Déjà Henri Poincaré, dans une formule analogue, non moins connue, excluait la possibilité logique d’arriver à un impératif en partant d’un indicatif [6]. Ces objections sont-elles aussi décisives que le croient les adversaires contemporains du droit naturel ?

À l’égard du droit naturel moderne, elles portent certainement, et nous les ferions nôtres, en en rajoutant au besoin. Il est bien vrai que la prétention de tirer un droit et, de surcroît, un droit immuable, intemporel, à partir de la seule nature humaine n’est pas sérieuse. Il n’en peut résulter qu’un positivisme masqué et toute la mauvaise métaphysique des droits subjectifs de la personne humaine.

Ces constructions ont débouché sur les théories de l’autonomie de la volonté et du consensualisme, dont notre droit privé traîne encore d’anachroniques conséquences justement dénoncées ; mais n’oublions pas qu’elles ont également engendré

  • le contrat social,
  • les droits de l’homme inaliénables et imprescriptibles,
  • la démocratie moderne,
  • bref, toute la charpente idéologique de l’individualisme libéral.

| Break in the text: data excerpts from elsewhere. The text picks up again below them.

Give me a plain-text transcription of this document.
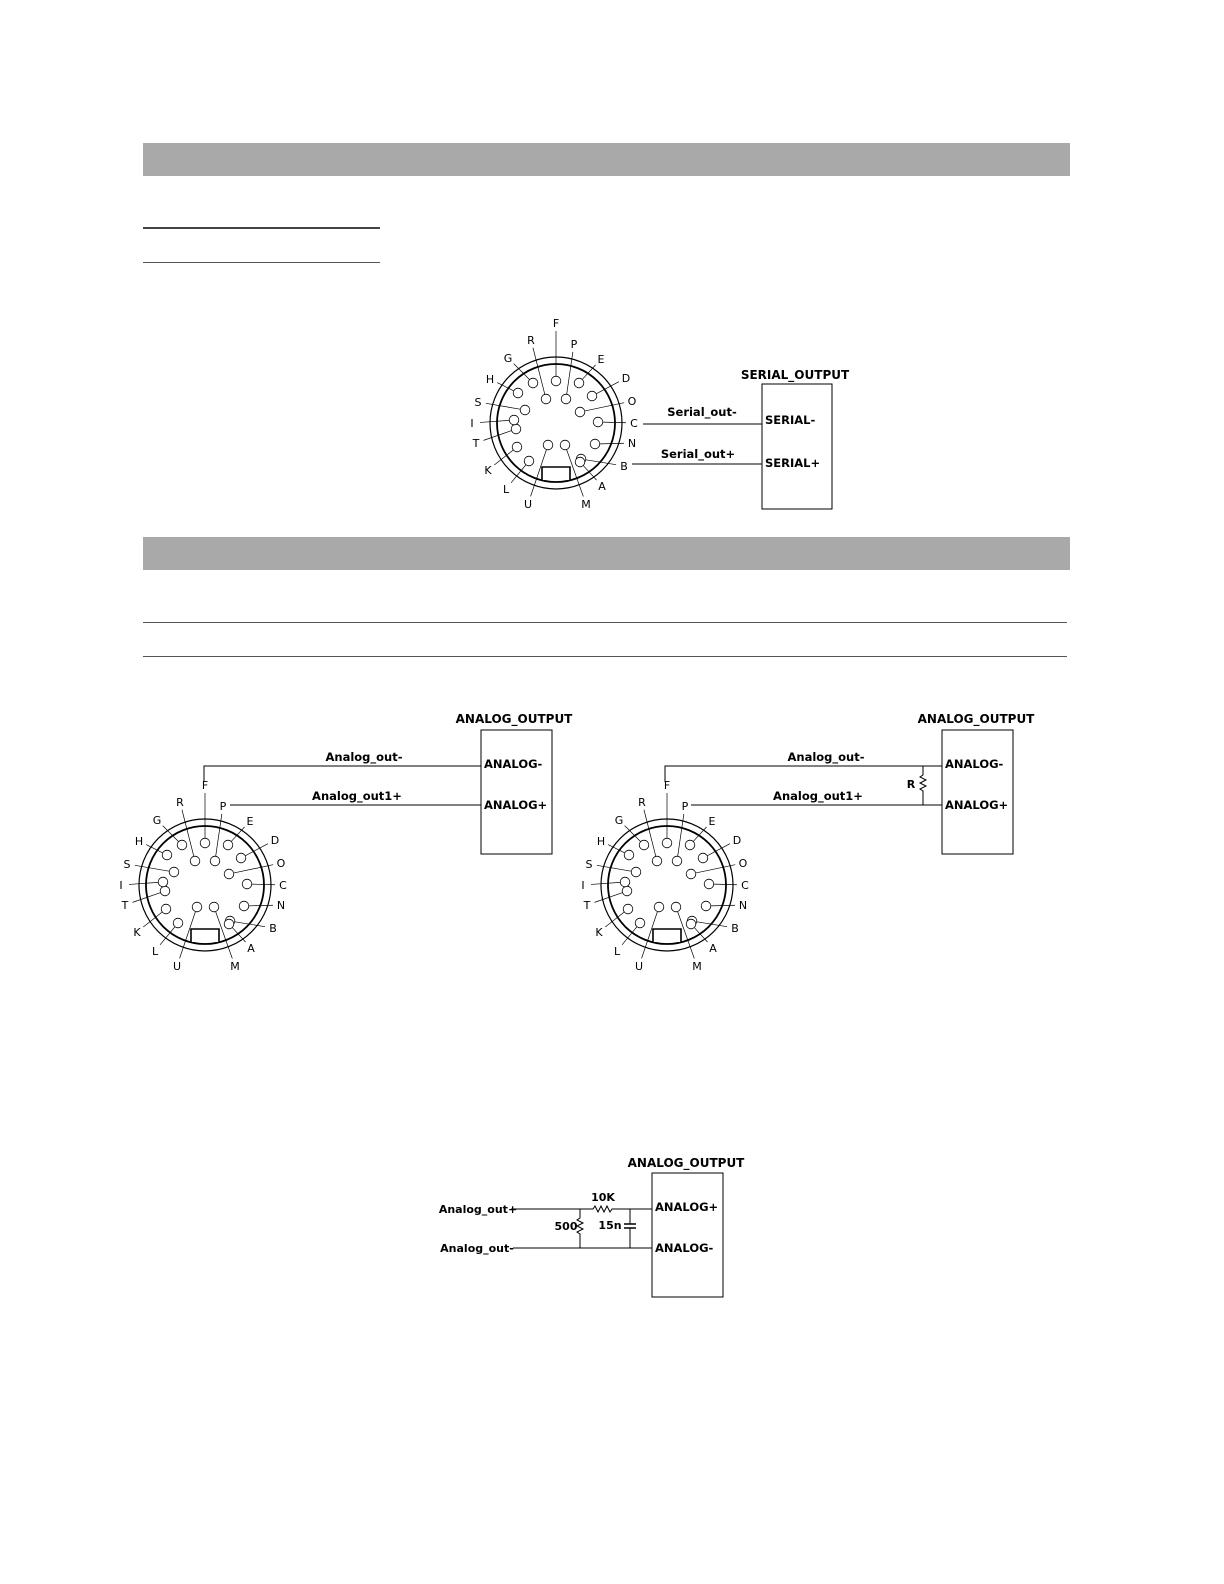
F
P
E
D
O
C
N
B
A
M
U
L
K
T
I
S
H
G
R
SERIAL_OUTPUT
SERIAL-
SERIAL+
Serial_out-
Serial_out+
F
P
E
D
O
C
N
B
A
M
U
L
K
T
I
S
H
G
R
ANALOG_OUTPUT
ANALOG-
ANALOG+
Analog_out-
Analog_out1+
F
P
E
D
O
C
N
B
A
M
U
L
K
T
I
S
H
G
R
ANALOG_OUTPUT
ANALOG-
ANALOG+
Analog_out-
Analog_out1+
R
ANALOG_OUTPUT
ANALOG+
ANALOG-
Analog_out+
Analog_out-
10K
500 15n
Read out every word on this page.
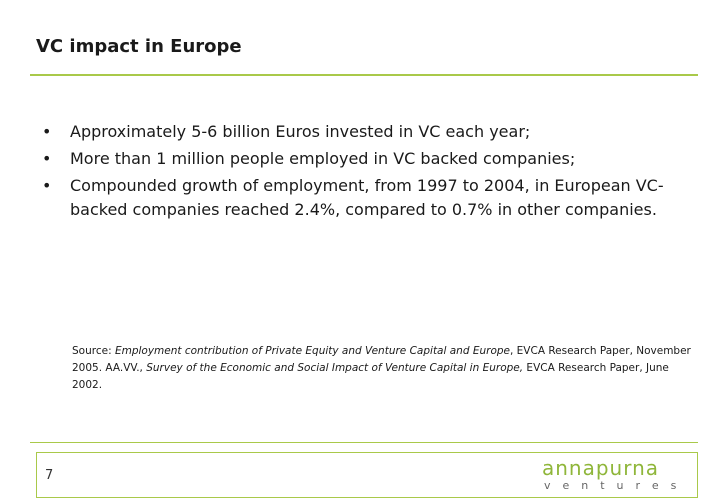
VC impact in Europe
• Approximately 5-6 billion Euros invested in VC each year;
• More than 1 million people employed in VC backed companies;
• Compounded growth of employment, from 1997 to 2004, in European VC-backed companies reached 2.4%, compared to 0.7% in other companies.
Source: Employment contribution of Private Equity and Venture Capital and Europe, EVCA Research Paper, November 2005. AA.VV., Survey of the Economic and Social Impact of Venture Capital in Europe, EVCA Research Paper, June 2002.
7	annapurna
ventures
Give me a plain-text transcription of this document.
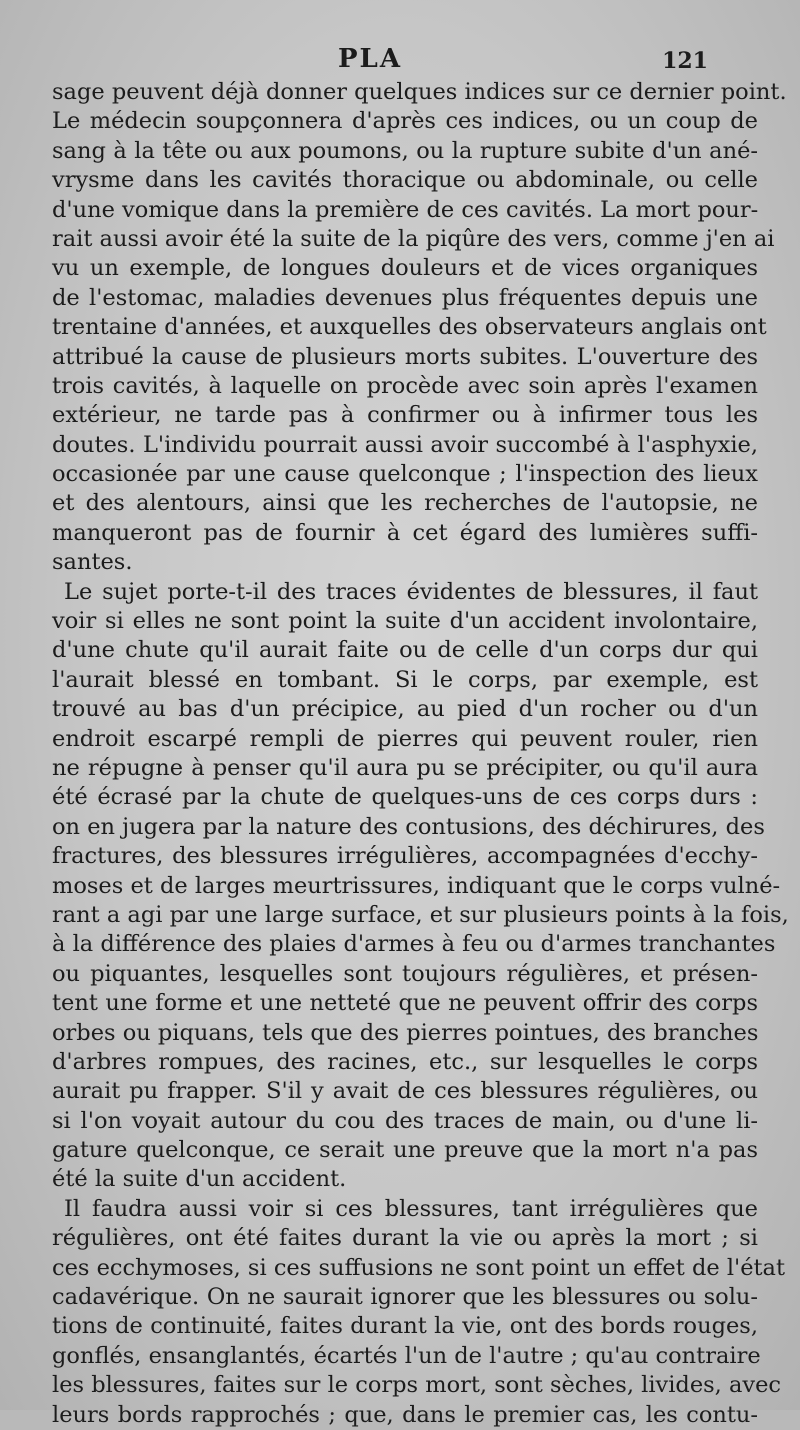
PLA	121
sage peuvent déjà donner quelques indices sur ce dernier point.
Le médecin soupçonnera d'après ces indices, ou un coup de
sang à la tête ou aux poumons, ou la rupture subite d'un ané-
vrysme dans les cavités thoracique ou abdominale, ou celle
d'une vomique dans la première de ces cavités. La mort pour-
rait aussi avoir été la suite de la piqûre des vers, comme j'en ai
vu un exemple, de longues douleurs et de vices organiques
de l'estomac, maladies devenues plus fréquentes depuis une
trentaine d'années, et auxquelles des observateurs anglais ont
attribué la cause de plusieurs morts subites. L'ouverture des
trois cavités, à laquelle on procède avec soin après l'examen
extérieur, ne tarde pas à confirmer ou à infirmer tous les
doutes. L'individu pourrait aussi avoir succombé à l'asphyxie,
occasionée par une cause quelconque ; l'inspection des lieux
et des alentours, ainsi que les recherches de l'autopsie, ne
manqueront pas de fournir à cet égard des lumières suffi-
santes.
Le sujet porte-t-il des traces évidentes de blessures, il faut
voir si elles ne sont point la suite d'un accident involontaire,
d'une chute qu'il aurait faite ou de celle d'un corps dur qui
l'aurait blessé en tombant. Si le corps, par exemple, est
trouvé au bas d'un précipice, au pied d'un rocher ou d'un
endroit escarpé rempli de pierres qui peuvent rouler, rien
ne répugne à penser qu'il aura pu se précipiter, ou qu'il aura
été écrasé par la chute de quelques-uns de ces corps durs :
on en jugera par la nature des contusions, des déchirures, des
fractures, des blessures irrégulières, accompagnées d'ecchy-
moses et de larges meurtrissures, indiquant que le corps vulné-
rant a agi par une large surface, et sur plusieurs points à la fois,
à la différence des plaies d'armes à feu ou d'armes tranchantes
ou piquantes, lesquelles sont toujours régulières, et présen-
tent une forme et une netteté que ne peuvent offrir des corps
orbes ou piquans, tels que des pierres pointues, des branches
d'arbres rompues, des racines, etc., sur lesquelles le corps
aurait pu frapper. S'il y avait de ces blessures régulières, ou
si l'on voyait autour du cou des traces de main, ou d'une li-
gature quelconque, ce serait une preuve que la mort n'a pas
été la suite d'un accident.
Il faudra aussi voir si ces blessures, tant irrégulières que
régulières, ont été faites durant la vie ou après la mort ; si
ces ecchymoses, si ces suffusions ne sont point un effet de l'état
cadavérique. On ne saurait ignorer que les blessures ou solu-
tions de continuité, faites durant la vie, ont des bords rouges,
gonflés, ensanglantés, écartés l'un de l'autre ; qu'au contraire
les blessures, faites sur le corps mort, sont sèches, livides, avec
leurs bords rapprochés ; que, dans le premier cas, les contu-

Mais condamner une mauvaise métaphysique ne devrait pas entraîner le rejet de toute métaphysique, comme dans la réaction sociologiste contemporaine qui se borne à substituer une erreur nouvelle (le « factualisme », la soumission aveugle aux « faits ») à une erreur ancienne (le légalisme juridique).

Un examen plus attentif de l’authentique droit naturel des fondateurs permet de constater que la plupart des critiques portées au droit naturel en soi, et qui valent en effet pour son acception moderne déformée, n’ont pas de prise sur la doctrine classique.

Guy Augé

Notes

[5] Hans KELSEN, Was ist Gerechtigkeit ?, Wien, 1953, p. 38.

[6] Henri POINCARE. Dernières pensées, Paris, 1913, p. 225.